In his defense, Judge Pallugna argued that no law expressly prohibited a municipal judge from being a notary public for places outside his court’s jurisdiction. He further contended that, under the then-existing Section 77 of the Judiciary Act, municipal judges were permitted to pursue other vocations or hold other offices provided they rendered at least four hours of judicial service daily. He claimed that notarial work was a natural adjunct to the practice of law, which he was authorized to engage in.
ISSUE
The sole issue is whether the Court of First Instance correctly revoked Judge Pallugna’s commission as a notary public.
RULING
The Supreme Court affirmed the revocation order, denying the appeal. The legal logic proceeds on two grounds. First, the issue had become moot and academic. Republic Act 6031, which amended the Judiciary Act and increased municipal judges’ salaries, withdrew the previous authorization for them to pursue other vocations, including the practice of law. A subsequent Department of Justice Circular expressly prohibited municipal judges from private law practice. Since Judge Pallugna’s claim to notarial work was predicated on his now-revoked privilege to practice law, and notarial commissions are renewable every two years, the controversy was rendered moot.

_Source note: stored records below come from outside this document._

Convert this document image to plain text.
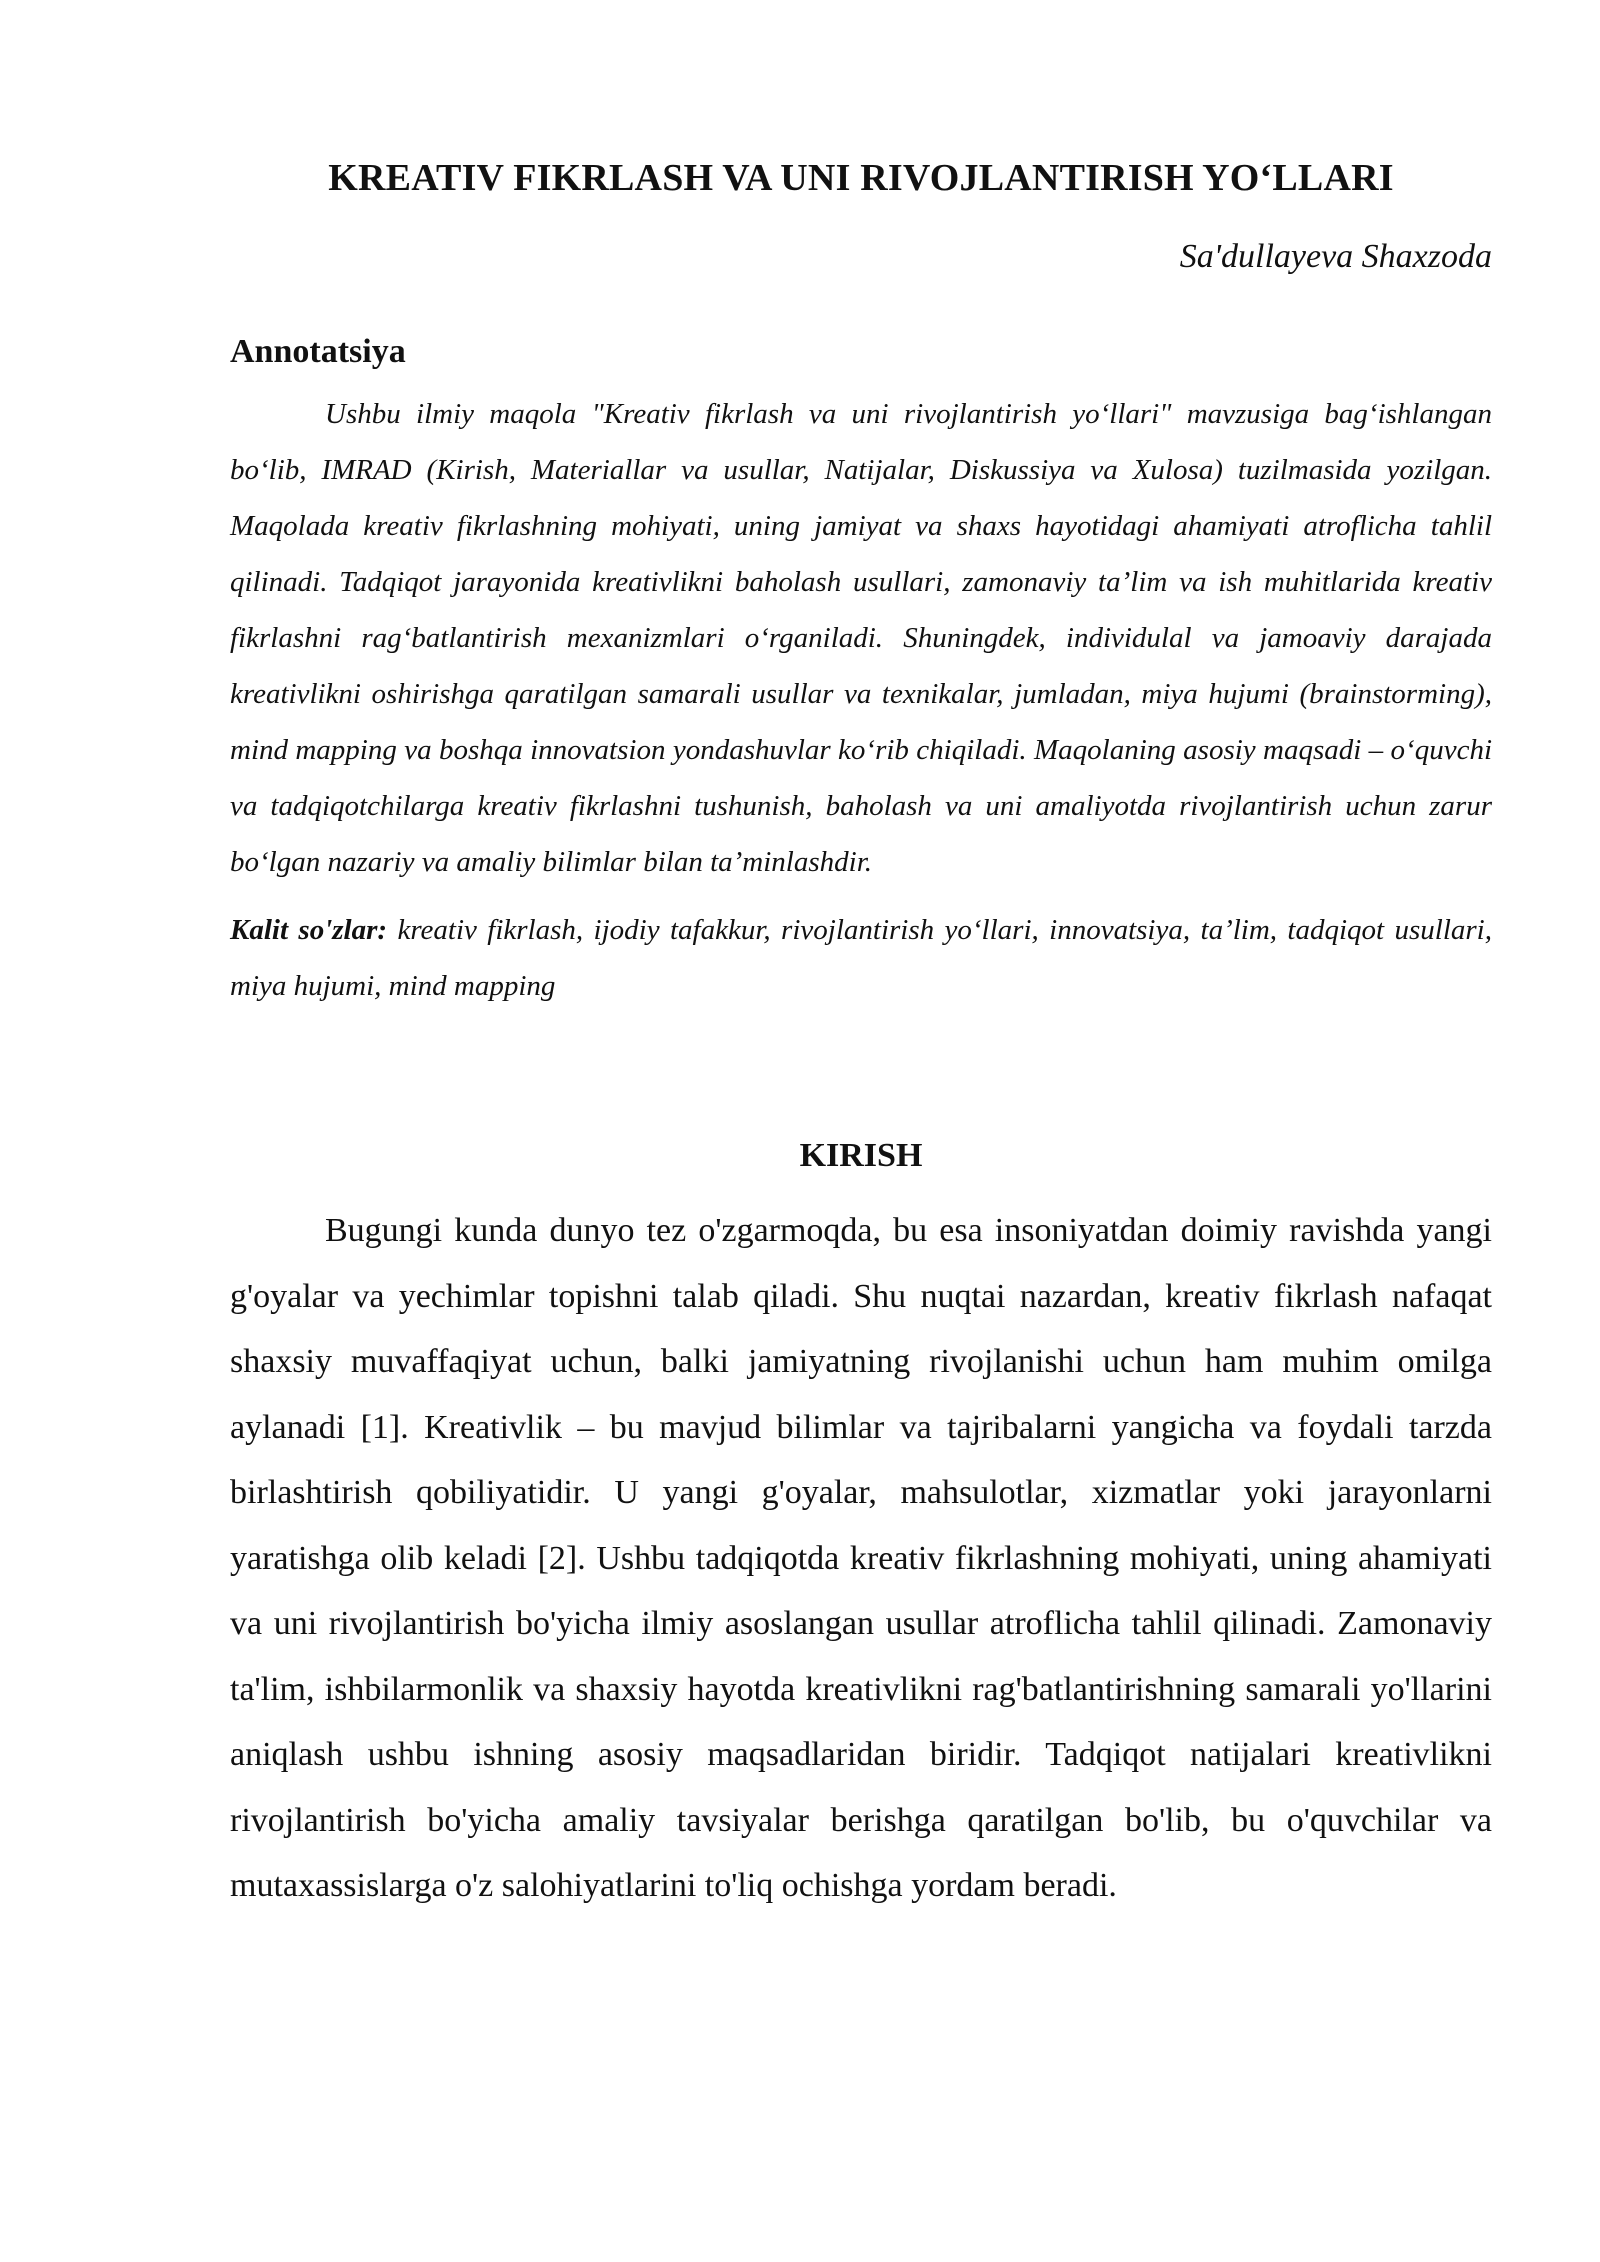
KREATIV FIKRLASH VA UNI RIVOJLANTIRISH YO‘LLARI

Sa'dullayeva Shaxzoda

Annotatsiya

Ushbu ilmiy maqola "Kreativ fikrlash va uni rivojlantirish yo‘llari" mavzusiga bag‘ishlangan bo‘lib, IMRAD (Kirish, Materiallar va usullar, Natijalar, Diskussiya va Xulosa) tuzilmasida yozilgan. Maqolada kreativ fikrlashning mohiyati, uning jamiyat va shaxs hayotidagi ahamiyati atroflicha tahlil qilinadi. Tadqiqot jarayonida kreativlikni baholash usullari, zamonaviy ta’lim va ish muhitlarida kreativ fikrlashni rag‘batlantirish mexanizmlari o‘rganiladi. Shuningdek, individulal va jamoaviy darajada kreativlikni oshirishga qaratilgan samarali usullar va texnikalar, jumladan, miya hujumi (brainstorming), mind mapping va boshqa innovatsion yondashuvlar ko‘rib chiqiladi. Maqolaning asosiy maqsadi – o‘quvchi va tadqiqotchilarga kreativ fikrlashni tushunish, baholash va uni amaliyotda rivojlantirish uchun zarur bo‘lgan nazariy va amaliy bilimlar bilan ta’minlashdir.

Kalit so'zlar: kreativ fikrlash, ijodiy tafakkur, rivojlantirish yo‘llari, innovatsiya, ta’lim, tadqiqot usullari, miya hujumi, mind mapping

KIRISH

Bugungi kunda dunyo tez o'zgarmoqda, bu esa insoniyatdan doimiy ravishda yangi g'oyalar va yechimlar topishni talab qiladi. Shu nuqtai nazardan, kreativ fikrlash nafaqat shaxsiy muvaffaqiyat uchun, balki jamiyatning rivojlanishi uchun ham muhim omilga aylanadi [1]. Kreativlik – bu mavjud bilimlar va tajribalarni yangicha va foydali tarzda birlashtirish qobiliyatidir. U yangi g'oyalar, mahsulotlar, xizmatlar yoki jarayonlarni yaratishga olib keladi [2]. Ushbu tadqiqotda kreativ fikrlashning mohiyati, uning ahamiyati va uni rivojlantirish bo'yicha ilmiy asoslangan usullar atroflicha tahlil qilinadi. Zamonaviy ta'lim, ishbilarmonlik va shaxsiy hayotda kreativlikni rag'batlantirishning samarali yo'llarini aniqlash ushbu ishning asosiy maqsadlaridan biridir. Tadqiqot natijalari kreativlikni rivojlantirish bo'yicha amaliy tavsiyalar berishga qaratilgan bo'lib, bu o'quvchilar va mutaxassislarga o'z salohiyatlarini to'liq ochishga yordam beradi.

Second, even assuming the issue subsisted, appellant’s cause would fail based on substantive law. Contrary to his claim of no prohibition, the Revised Administrative Code imposed clear restrictions. Section 235 explicitly states that justices of the peace (municipal judges) “shall not act as notaries public except in the character of notaries public ex officio.” Furthermore, Section 242 limits the ex officio notarial authority of justices of the peace to acts performed “within the limits of the territory over which their jurisdiction as justices of the peace extends.” The law thus prohibits municipal judges from holding a regular notarial commission and confines their ex officio notarial functions to their own municipal jurisdiction. The Court clarified that while a notary public must be a lawyer, a notarial commission is not a prerequisite for law practice; it is a separate authority requiring a distinct commission, which the law expressly withholds from municipal judges beyond their ex officio capacity.